Mizunaga T, Katakura Y, Miura T, Maruyama Y
Department of Agricultural Chemistry, Faculty of Agriculture, University of Tokyo.
J Biochem. 1990 Nov;108(5):846-51. doi: 10.1093/oxfordjournals.jbchem.a123291.
Protein disulfide-isomerase (PDI), which reactivates inactive scrambled RNase, was purified from Saccharomyces cerevisiae. The enzyme was purified 1,850-fold to apparent homogeneity by five purification steps: 30-70% ammonium sulfate fractionation, DEAE Toyopearl-650S and Butyl Toyopearl-650S chromatographies, and differential Phenyl-5PW HPLC with or without cysteine. The native enzyme had an apparent Mr of 140,000 on gel filtration chromatography, and its NH2-terminal was blocked. The Mr of its subunits were estimated to be 70,000 by sodium dodecyl sulfate polyacrylamide gel electrophoresis, indicating that the enzyme is probably composed of two identical subunits. The Mr of the subunits changed to 60,000 on endoglucosaminidase H treatment, indicating that the enzyme is transported into the endoplasmic reticulum. The enzyme has a pH optimum of 8.5, and pI of 4.02. Its enzymic properties were compared with those of purified bovine liver PDI. The Km values of yeast and bovine PDIs for scrambled RNase were 1 x 10(-5) and 2 x 10(-5) M, and their Vmax values were 6 and 7 units/mg protein, respectively. The two enzymes showed no significant differences in Km or Vmax values with respect to thiol compounds. Bacitracin inhibited both PDIs in the same fashion. These results indicate that this yeast PDI corresponds to mammalian PDI.

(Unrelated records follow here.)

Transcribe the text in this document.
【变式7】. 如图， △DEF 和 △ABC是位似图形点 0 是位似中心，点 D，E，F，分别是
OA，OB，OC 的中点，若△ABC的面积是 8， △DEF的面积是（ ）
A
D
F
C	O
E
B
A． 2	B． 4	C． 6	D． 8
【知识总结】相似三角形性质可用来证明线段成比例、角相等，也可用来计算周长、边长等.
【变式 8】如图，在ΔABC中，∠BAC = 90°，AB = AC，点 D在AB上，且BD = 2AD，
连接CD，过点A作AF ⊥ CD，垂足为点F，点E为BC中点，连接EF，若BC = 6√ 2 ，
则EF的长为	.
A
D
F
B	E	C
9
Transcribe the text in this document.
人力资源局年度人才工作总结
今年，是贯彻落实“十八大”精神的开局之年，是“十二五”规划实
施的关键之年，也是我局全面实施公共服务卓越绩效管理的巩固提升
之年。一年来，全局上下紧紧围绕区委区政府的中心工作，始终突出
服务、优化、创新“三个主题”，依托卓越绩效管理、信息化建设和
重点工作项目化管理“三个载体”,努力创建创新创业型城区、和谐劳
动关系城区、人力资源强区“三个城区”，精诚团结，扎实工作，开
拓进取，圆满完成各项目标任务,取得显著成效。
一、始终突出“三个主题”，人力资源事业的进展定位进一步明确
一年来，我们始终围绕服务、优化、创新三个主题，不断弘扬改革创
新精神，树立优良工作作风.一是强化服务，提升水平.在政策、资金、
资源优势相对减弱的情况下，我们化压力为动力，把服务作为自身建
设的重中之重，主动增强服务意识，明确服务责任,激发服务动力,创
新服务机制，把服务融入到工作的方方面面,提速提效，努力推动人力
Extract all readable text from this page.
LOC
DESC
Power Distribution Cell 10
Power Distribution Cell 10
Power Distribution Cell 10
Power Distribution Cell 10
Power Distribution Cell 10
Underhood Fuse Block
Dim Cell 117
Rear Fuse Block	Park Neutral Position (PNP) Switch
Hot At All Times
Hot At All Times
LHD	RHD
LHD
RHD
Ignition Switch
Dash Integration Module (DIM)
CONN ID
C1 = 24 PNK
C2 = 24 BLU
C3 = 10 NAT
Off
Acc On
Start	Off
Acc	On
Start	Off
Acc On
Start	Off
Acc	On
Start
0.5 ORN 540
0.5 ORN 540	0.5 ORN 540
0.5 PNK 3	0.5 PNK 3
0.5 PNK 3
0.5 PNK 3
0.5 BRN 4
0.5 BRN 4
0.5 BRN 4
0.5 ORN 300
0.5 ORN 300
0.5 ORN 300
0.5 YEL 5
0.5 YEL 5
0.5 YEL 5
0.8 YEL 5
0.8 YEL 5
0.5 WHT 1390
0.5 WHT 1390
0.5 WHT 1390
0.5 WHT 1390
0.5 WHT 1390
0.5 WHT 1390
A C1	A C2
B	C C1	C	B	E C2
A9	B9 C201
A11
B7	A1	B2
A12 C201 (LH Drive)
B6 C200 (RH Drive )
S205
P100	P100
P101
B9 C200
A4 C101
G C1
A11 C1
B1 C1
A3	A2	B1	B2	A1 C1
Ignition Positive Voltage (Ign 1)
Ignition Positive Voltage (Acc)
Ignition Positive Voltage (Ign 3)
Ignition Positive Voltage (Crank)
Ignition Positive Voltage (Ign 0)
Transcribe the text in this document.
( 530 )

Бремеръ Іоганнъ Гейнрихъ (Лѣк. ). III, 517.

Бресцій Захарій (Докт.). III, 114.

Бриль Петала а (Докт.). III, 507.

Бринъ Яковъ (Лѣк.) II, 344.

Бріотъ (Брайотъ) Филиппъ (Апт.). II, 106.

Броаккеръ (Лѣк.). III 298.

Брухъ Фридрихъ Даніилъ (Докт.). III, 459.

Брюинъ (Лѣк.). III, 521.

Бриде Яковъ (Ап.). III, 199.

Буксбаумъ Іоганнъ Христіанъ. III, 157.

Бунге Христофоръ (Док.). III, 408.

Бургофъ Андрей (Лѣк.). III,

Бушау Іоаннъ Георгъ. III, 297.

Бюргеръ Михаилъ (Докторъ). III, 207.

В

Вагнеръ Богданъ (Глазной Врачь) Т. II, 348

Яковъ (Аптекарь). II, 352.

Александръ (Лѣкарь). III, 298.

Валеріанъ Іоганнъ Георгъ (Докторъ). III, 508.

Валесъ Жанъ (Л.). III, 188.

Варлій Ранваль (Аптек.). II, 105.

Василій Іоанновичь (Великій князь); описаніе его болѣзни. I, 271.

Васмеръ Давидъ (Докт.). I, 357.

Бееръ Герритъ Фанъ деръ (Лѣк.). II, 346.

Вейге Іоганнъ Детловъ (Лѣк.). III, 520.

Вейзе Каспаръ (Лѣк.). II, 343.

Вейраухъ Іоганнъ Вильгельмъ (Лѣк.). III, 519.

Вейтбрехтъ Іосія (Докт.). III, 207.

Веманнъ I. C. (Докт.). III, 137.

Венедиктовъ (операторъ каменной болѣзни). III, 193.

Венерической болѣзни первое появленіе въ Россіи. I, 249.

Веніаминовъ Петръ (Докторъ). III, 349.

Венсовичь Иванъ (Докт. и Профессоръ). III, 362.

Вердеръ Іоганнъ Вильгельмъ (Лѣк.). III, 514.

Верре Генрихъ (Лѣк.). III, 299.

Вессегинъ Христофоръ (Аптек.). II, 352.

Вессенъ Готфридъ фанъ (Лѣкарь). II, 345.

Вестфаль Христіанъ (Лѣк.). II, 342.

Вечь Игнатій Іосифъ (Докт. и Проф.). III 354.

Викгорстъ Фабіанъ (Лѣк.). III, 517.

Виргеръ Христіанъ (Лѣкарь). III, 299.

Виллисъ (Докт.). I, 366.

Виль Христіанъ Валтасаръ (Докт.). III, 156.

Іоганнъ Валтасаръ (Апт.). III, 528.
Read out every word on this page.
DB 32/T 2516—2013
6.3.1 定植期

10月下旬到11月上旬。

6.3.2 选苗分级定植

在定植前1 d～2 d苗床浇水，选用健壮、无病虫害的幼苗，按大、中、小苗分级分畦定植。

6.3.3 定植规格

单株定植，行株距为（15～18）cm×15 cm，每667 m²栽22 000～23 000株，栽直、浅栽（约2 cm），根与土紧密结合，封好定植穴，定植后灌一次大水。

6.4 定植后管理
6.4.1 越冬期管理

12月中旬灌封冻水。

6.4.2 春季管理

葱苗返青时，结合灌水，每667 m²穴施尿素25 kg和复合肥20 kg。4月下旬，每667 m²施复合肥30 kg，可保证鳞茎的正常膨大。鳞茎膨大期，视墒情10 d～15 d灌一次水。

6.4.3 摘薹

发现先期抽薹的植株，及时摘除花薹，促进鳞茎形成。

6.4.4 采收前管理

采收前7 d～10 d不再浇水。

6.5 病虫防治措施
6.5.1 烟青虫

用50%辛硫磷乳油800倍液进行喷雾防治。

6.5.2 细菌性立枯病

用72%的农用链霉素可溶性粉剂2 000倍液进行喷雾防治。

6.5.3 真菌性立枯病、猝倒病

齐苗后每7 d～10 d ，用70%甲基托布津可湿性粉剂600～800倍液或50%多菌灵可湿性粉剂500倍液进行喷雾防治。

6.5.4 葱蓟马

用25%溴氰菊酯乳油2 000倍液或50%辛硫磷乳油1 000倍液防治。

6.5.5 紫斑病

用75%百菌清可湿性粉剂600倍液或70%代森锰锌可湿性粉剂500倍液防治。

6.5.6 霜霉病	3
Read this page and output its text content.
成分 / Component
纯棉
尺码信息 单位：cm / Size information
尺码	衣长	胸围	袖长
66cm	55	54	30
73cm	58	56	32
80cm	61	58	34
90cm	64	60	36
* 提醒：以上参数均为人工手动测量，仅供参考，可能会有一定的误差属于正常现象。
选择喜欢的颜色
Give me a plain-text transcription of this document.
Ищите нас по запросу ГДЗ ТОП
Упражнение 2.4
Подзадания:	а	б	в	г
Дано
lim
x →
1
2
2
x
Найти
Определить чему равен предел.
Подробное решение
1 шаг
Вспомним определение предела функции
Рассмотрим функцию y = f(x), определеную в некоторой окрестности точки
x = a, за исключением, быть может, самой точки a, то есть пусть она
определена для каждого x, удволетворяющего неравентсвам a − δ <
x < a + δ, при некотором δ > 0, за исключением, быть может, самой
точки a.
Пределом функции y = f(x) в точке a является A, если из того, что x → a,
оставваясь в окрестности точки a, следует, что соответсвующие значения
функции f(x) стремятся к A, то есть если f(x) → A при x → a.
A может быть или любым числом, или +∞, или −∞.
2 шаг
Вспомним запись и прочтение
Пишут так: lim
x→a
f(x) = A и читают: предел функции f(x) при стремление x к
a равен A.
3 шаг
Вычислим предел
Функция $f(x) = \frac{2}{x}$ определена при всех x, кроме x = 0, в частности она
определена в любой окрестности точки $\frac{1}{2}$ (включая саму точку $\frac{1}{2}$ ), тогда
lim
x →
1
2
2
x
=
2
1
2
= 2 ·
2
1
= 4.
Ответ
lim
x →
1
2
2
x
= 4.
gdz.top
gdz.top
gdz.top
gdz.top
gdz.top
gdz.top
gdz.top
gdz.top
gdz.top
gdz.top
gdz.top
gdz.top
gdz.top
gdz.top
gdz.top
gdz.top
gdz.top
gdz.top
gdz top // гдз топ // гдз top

从酿酒酵母中纯化出了能使无活性的混乱核糖核酸酶重新激活的蛋白质二硫键异构酶(PDI)。通过五个纯化步骤将该酶纯化了1850倍,达到表观均一性:30 - 70%硫酸铵分级沉淀、DEAE Toyopearl - 650S和丁基Toyopearl - 650S层析,以及含或不含半胱氨酸的差异苯基 - 5PW高效液相色谱。在凝胶过滤色谱上,天然酶的表观分子量为140,000,其氨基末端被封闭。通过十二烷基硫酸钠聚丙烯酰胺凝胶电泳估计其亚基的分子量为70,000,表明该酶可能由两个相同的亚基组成。经内切葡糖胺酶H处理后,亚基的分子量变为60,000,表明该酶被转运到内质网中。该酶的最适pH为8.5,pI为4.02。将其酶学性质与纯化的牛肝PDI的酶学性质进行了比较。酵母和牛PDI对混乱核糖核酸酶的Km值分别为1×10⁻⁵和2×10⁻⁵ M,它们的Vmax值分别为6和7单位/毫克蛋白质。这两种酶在硫醇化合物的Km或Vmax值方面没有显著差异。杆菌肽以相同方式抑制这两种PDI。这些结果表明这种酵母PDI与哺乳动物PDI相对应。